The Trump administration “simply discarded prior factual findings related to climate change to support its course reversal,” wrote Judge Brian Morris of the United States District Court for Montana.

Judge: Government Failed to Follow U.S. Law

The judge’s decision underscored the value of the landmark National Environmental Policy Act (NEPA) as a tool for environmentalists at a time when the Trump administration is seeking a wholesale reversal of regulations that limit the use of fossil fuels or reduce the pollution they produce.

The law calls for a full environmental impact analysis of any major federal action, taking into account its cumulative pollution burdens and encompassing the full sweep of its implications, which in recent decades has increasingly meant looking at the resulting buildup of carbon dioxide in the atmosphere.

Without doing that, the Trump administration in 2017 simply overturned the Obama administration’s refusal to approve a permit to cross the U.S.-Canadian border, greasing the skids for the 1,179-mile pipeline.

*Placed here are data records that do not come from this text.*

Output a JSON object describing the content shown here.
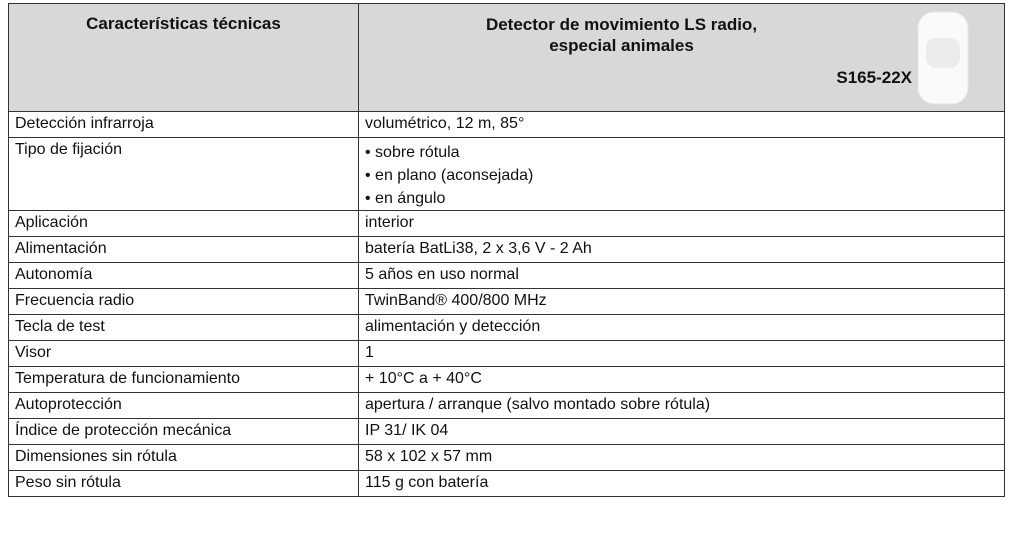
{
  "header": {
    "left": "Características técnicas",
    "title": [
      "Detector de movimiento LS radio,",
      "especial animales"
    ],
    "code": "S165-22X"
  },
  "table": {
    "rows": [
      [
        "Detección infrarroja",
        "volumétrico, 12 m, 85°"
      ],
      [
        "Tipo de fijación",
        [
          "• sobre rótula",
          "• en plano (aconsejada)",
          "• en ángulo"
        ]
      ],
      [
        "Aplicación",
        "interior"
      ],
      [
        "Alimentación",
        "batería BatLi38, 2 x 3,6 V - 2 Ah"
      ],
      [
        "Autonomía",
        "5 años en uso normal"
      ],
      [
        "Frecuencia radio",
        "TwinBand® 400/800 MHz"
      ],
      [
        "Tecla de test",
        "alimentación y detección"
      ],
      [
        "Visor",
        "1"
      ],
      [
        "Temperatura de funcionamiento",
        "+ 10°C a + 40°C"
      ],
      [
        "Autoprotección",
        "apertura / arranque (salvo montado sobre rótula)"
      ],
      [
        "Índice de protección mecánica",
        "IP 31/ IK 04"
      ],
      [
        "Dimensiones sin rótula",
        "58 x 102 x 57 mm"
      ],
      [
        "Peso sin rótula",
        "115 g con batería"
      ]
    ]
  }
}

Even so, the pipeline project has been held up by court battles, and work has not commenced on its northern section. A southern section, not needing a border permit, was completed years ago. 

The Trump administration failed to take a “hard look” at factors including the current, low price of oil, the cumulative effects of greenhouse gas emissions from Keystone and the Alberta Clipper pipeline, a survey of potential cultural resources along the route, and an updated assessment of potential oil spills, the judge ruled.

President Trump on Friday morning called the ruling “a political decision made by a judge. I think it’s a disgrace.” Trump added that the case will likely be appealed to the Ninth Circuit Court of Appeals and “we’re slowly putting new judges in the Ninth Circuit.” 

TransCanada: Still Committed to Building Keystone XL

“This decision vindicates what we have been saying all along: Trump’s approval of this pipeline was illegal, violated environmental laws and was based upon fake facts,” said Tom Goldtooth, executive director for the Indigenous Environmental Network, one of several organizations who filed the suit against the U.S. government in 2017.

Terry Cunha, a spokesperson for the pipeline’s developer, TransCanada Corp., said the company is reviewing the ruling but plans to continue moving forward on the project. “We remain committed to building this important energy infrastructure project,” Cunha said.

Dena Hoff, a Montana farmer and member-leader of the Northern Plains Resource Council, called the judge’s latest ruling “a victory for common sense stewardship of the land and water.” 

“All Americans should be proud that our system of checks and balances can still function even in the face of enormous strains,” Hoff said.